McCain, to his credit, understands that simply equalizing the tax deduction wouldn't help a lot of low-income people, since they don't pay much--if anything--in income taxes. So, in the one key (and laudible) break with conservative orthodoxy, McCain has said he would offer his new tax break as a refundable credit. Credits, by definition, are available to everybody. Better still, their value doesn't change depending on the tax bracket. Somebody making $100,000 could claim it, but so could somebody making just $30,000--for the very same value.

The McCain campaign says this will help a lot of people. And they are probably right. The trouble is that McCain's tax break--worth $5,000 to a family--still won't be enough for many others. In areas of the country where the cost of living is high, it would be less than half the cost of the average policy. As campaign officials freely admit, this means the plan won't come even close to universal coverage. Nor is it clear how serious McCain is about pushing for that amount. Unlike the Democrats, whose campaigns published detailed plans complete with cost projections and financing options, McCain's "plan" is really more a set of principles and talking points. He doesn't even bother to say how much his subsidy would cost in the end.

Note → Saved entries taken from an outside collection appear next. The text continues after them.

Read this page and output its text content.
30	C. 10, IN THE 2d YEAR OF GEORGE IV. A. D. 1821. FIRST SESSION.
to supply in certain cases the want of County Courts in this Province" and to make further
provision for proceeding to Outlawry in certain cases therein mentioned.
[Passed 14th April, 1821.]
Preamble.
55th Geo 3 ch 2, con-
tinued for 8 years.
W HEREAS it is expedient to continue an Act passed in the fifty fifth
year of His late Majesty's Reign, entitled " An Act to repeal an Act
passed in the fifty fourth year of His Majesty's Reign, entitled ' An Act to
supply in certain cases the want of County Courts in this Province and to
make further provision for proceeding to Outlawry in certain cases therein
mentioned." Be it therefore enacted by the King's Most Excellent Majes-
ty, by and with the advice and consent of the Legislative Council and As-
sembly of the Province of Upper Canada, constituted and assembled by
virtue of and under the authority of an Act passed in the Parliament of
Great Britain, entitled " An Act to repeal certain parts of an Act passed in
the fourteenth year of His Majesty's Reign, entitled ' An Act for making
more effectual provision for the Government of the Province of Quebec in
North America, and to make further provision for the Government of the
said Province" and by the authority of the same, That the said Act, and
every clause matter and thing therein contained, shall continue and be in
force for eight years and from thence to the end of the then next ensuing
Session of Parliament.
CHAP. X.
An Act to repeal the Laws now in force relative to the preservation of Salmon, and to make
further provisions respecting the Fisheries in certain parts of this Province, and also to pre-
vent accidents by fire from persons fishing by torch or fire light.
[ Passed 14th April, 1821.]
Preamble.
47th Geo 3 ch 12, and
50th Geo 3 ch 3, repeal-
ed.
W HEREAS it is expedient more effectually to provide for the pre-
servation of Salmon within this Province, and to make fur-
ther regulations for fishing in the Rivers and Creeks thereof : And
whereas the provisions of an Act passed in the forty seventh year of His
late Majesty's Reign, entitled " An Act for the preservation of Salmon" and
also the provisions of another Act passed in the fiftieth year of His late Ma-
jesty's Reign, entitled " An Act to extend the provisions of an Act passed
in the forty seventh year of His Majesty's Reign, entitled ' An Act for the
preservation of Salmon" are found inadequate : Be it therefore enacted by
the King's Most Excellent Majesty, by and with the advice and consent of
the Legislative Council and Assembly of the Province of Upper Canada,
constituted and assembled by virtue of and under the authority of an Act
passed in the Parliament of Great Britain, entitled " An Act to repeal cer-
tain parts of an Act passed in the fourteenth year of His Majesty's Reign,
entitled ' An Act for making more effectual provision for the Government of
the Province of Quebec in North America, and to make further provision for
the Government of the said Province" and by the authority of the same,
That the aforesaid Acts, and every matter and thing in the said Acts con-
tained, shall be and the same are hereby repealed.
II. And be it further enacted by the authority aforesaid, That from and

That's not to say that McCain has no important insights into reform. While McCain mouths all the platitudes about the inherent superiority of U.S. health care, he understands that we waste all sorts of money on care that is either unnecessary or counterproductive. To thwart this, he has embraced an idea known in wonkier precincts as "pay-for-performance" (the McCain campaign doesn't like to use that phrase, but that's how many people refer to it). Today, Medicare pays for outpatient work (doctor visits, many tests, and so on) based on the procedure. With hospital care, it's a little more complicated, but even there the rewards frequently flow to those who provide the most care rather than those who provide the best care. Under McCain's vision, Medicare would start focusing payments more on the patient's overall condition--paying, say, a fixed sum for every patient with certain types of heart disease. It would also reward doctors and hospitals that avoid medical errors.

This might seem like a lot of micromanaging for a self-described conservative. And it is, especially relative to other Republican plans. But, at the same time, it's also micromanaging without the proper information. While the Democrats also have proposed variations on pay-forperformance, they would set up new government-chartered research institutes to develop guidelines for the best medical care. The idea is to first establish the best way of treating disease and then to reward doctors and hospitals when they adhere to those guidelines. Both Democratic candidates would also provide incentives for better care of chronic disease. Whether or not this actually saves a lot of money in the long run--there's a raging debate about that in academia--it would certainly make people healthier.

For McCain, these steps apparently go too far in the direction of government-regulated health care. But perhaps McCain should consider his own experience. After the war, McCain would have been eligible for medical care from the Veterans Administration. As a member of Congress, he can get insurance through the federal employees' plan; when he turned 65, he became eligible for Medicare. It may have escaped McCain's notice, but those are all government programs. And, if that care is good enough for him, then why not everybody else?

Jonathan Cohn is a senior editor at The New Republic.